Phone: +44 (0)2476 524421

Email: r DOT bivins AT warwick DOT ac DOT uk


Academic Profile:
  •  Associate Professor, Department of History, University of Warwick (2008-).
  • Wellcome Lecturer/Senior Lecturer in the History of Medicine, Cardiff University (2004-8). 
  • Assistant Professor, History of Medicine, University of Houston (2001-3).
  • Research Associate, Centre for the History of Science, Technology and Medicine, University of Manchester (2000-1).
  • Wellcome Postdoctoral Fellow, Centre for the History of Science, Technology and Medicine, University of Manchester (1997-2000).
  • Wellcome Fellow, Wellcome Institute for the History of Medicine, London (1996-7).
  • PhD, Massachusetts Institute of Technology, 1997.
  • BA, Columbia College, Columbia University, 1991.


Undergraduate Modules Taught:


Medicine, identity and technology in modern history (HI269)

Medicine in America: from the Columbian Exchange to the Cancer Wars (HI31L)


Selected Publications:
 
  • Alternative medicine? A history (Oxford University Press, September 2007)
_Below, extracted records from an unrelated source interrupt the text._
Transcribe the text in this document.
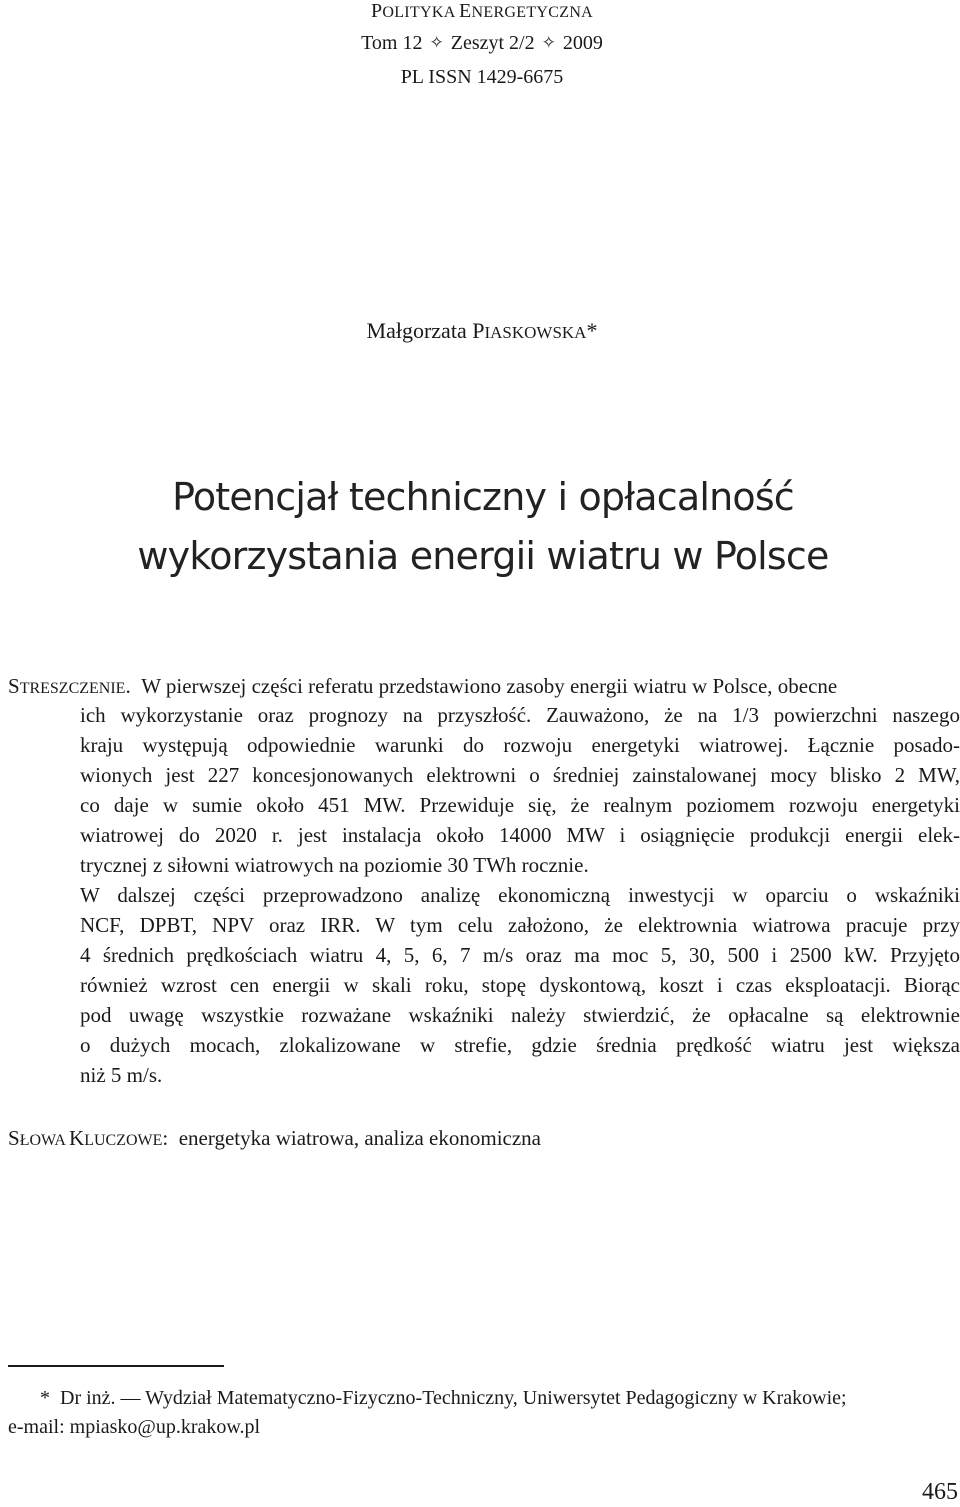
POLITYKA ENERGETYCZNA
Tom 12 ✧ Zeszyt 2/2 ✧ 2009
PL ISSN 1429-6675
Małgorzata PIASKOWSKA*
Potencjał techniczny i opłacalność
wykorzystania energii wiatru w Polsce
STRESZCZENIE. W pierwszej części referatu przedstawiono zasoby energii wiatru w Polsce, obecne
ich wykorzystanie oraz prognozy na przyszłość. Zauważono, że na 1/3 powierzchni naszego
kraju występują odpowiednie warunki do rozwoju energetyki wiatrowej. Łącznie posado-
wionych jest 227 koncesjonowanych elektrowni o średniej zainstalowanej mocy blisko 2 MW,
co daje w sumie około 451 MW. Przewiduje się, że realnym poziomem rozwoju energetyki
wiatrowej do 2020 r. jest instalacja około 14000 MW i osiągnięcie produkcji energii elek-
trycznej z siłowni wiatrowych na poziomie 30 TWh rocznie.
W dalszej części przeprowadzono analizę ekonomiczną inwestycji w oparciu o wskaźniki
NCF, DPBT, NPV oraz IRR. W tym celu założono, że elektrownia wiatrowa pracuje przy
4 średnich prędkościach wiatru 4, 5, 6, 7 m/s oraz ma moc 5, 30, 500 i 2500 kW. Przyjęto
również wzrost cen energii w skali roku, stopę dyskontową, koszt i czas eksploatacji. Biorąc
pod uwagę wszystkie rozważane wskaźniki należy stwierdzić, że opłacalne są elektrownie
o dużych mocach, zlokalizowane w strefie, gdzie średnia prędkość wiatru jest większa
niż 5 m/s.
SŁOWA KLUCZOWE: energetyka wiatrowa, analiza ekonomiczna
* Dr inż. — Wydział Matematyczno-Fizyczno-Techniczny, Uniwersytet Pedagogiczny w Krakowie;
e-mail: mpiasko@up.krakow.pl
465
  • Medicine, Madness and Social History: Essays in Honour of Roy Porter, edited with John Pickstone (Palgrave, June 2007)


  • Acupuncture, Expertise, and Cross-Cultural Medicine (London: Palgrave, 2000)


     
  • ‘“The people have no more love left for the Commonwealth”: Media, Migration and Identity in the 1961-2 British Smallpox Outbreak’, Immigrants and Minorities (forthcoming, Autumn 2008)


  • ‘Hybrid Vigour? Genes, Genomics, and History’, Genomics, Society and Policy 14 (2008) 1: 12-22


  • “‘The English Disease’ or ‘Asian Rickets’: Medical Responses to Post-Colonial Immigration”, Bulletin of the History of Medicine Autumn Issue 2007


  • "Imagining Acupuncture: Images and the Westernization of Asian Medical Expertise" in Vivienne Lo and Wang Shumin, eds, Imagining Chinese Medicine: A Visual History. Beijing: Renmin weisheng, 2007


  • “Acupuncture and innovation: ‘New Age’ medicine in the NHS,” in Jenny Stanton (ed.), Innovations in Health and Medicine (London: Routledge, 2002) 84-10


  • with Helen Valier, “Organization, ethnicity and the British National Health Service” in J. Stanton (ed.), Innovations in Health and Medicine (London: Routledge, 2002) 37-64 


Research:


             I am currently working on a study of the impact of post-war immigration – and particularly non-white immigration – on medical research and healthcare delivery patterns in the UK and the United States. I’ve organized my research into an analytic mesh, looking at this question from two different perspectives: those of patient and host communities and those of medical professionals. To fully explore these perspectives, I look at a variety of diseases, running across the causality spectrum -- so TB, a familiar infectious disease that many associated with Asian immigrants (but which many immigrants contracted only after their arrival in Britain and the US), works in contrast to the unfamiliar and non-infectious genetic hemoglobinopathies, sickle cell anaemia and thalassaemia. Then again, to catch the effect of (perceived and actual) cultural differences, I’m looking at two diseases closely linked to diet as well as ethnicity: rickets and adult onset diabetes. Opening up the political dimension, I’ve also included a brief study of the UK smallpox outbreak that coincided with the heated debates over the Commonwealth Immigrants Act of 1961-2, and a parallel study of US responses to the medical sequelae of the Bracero Program.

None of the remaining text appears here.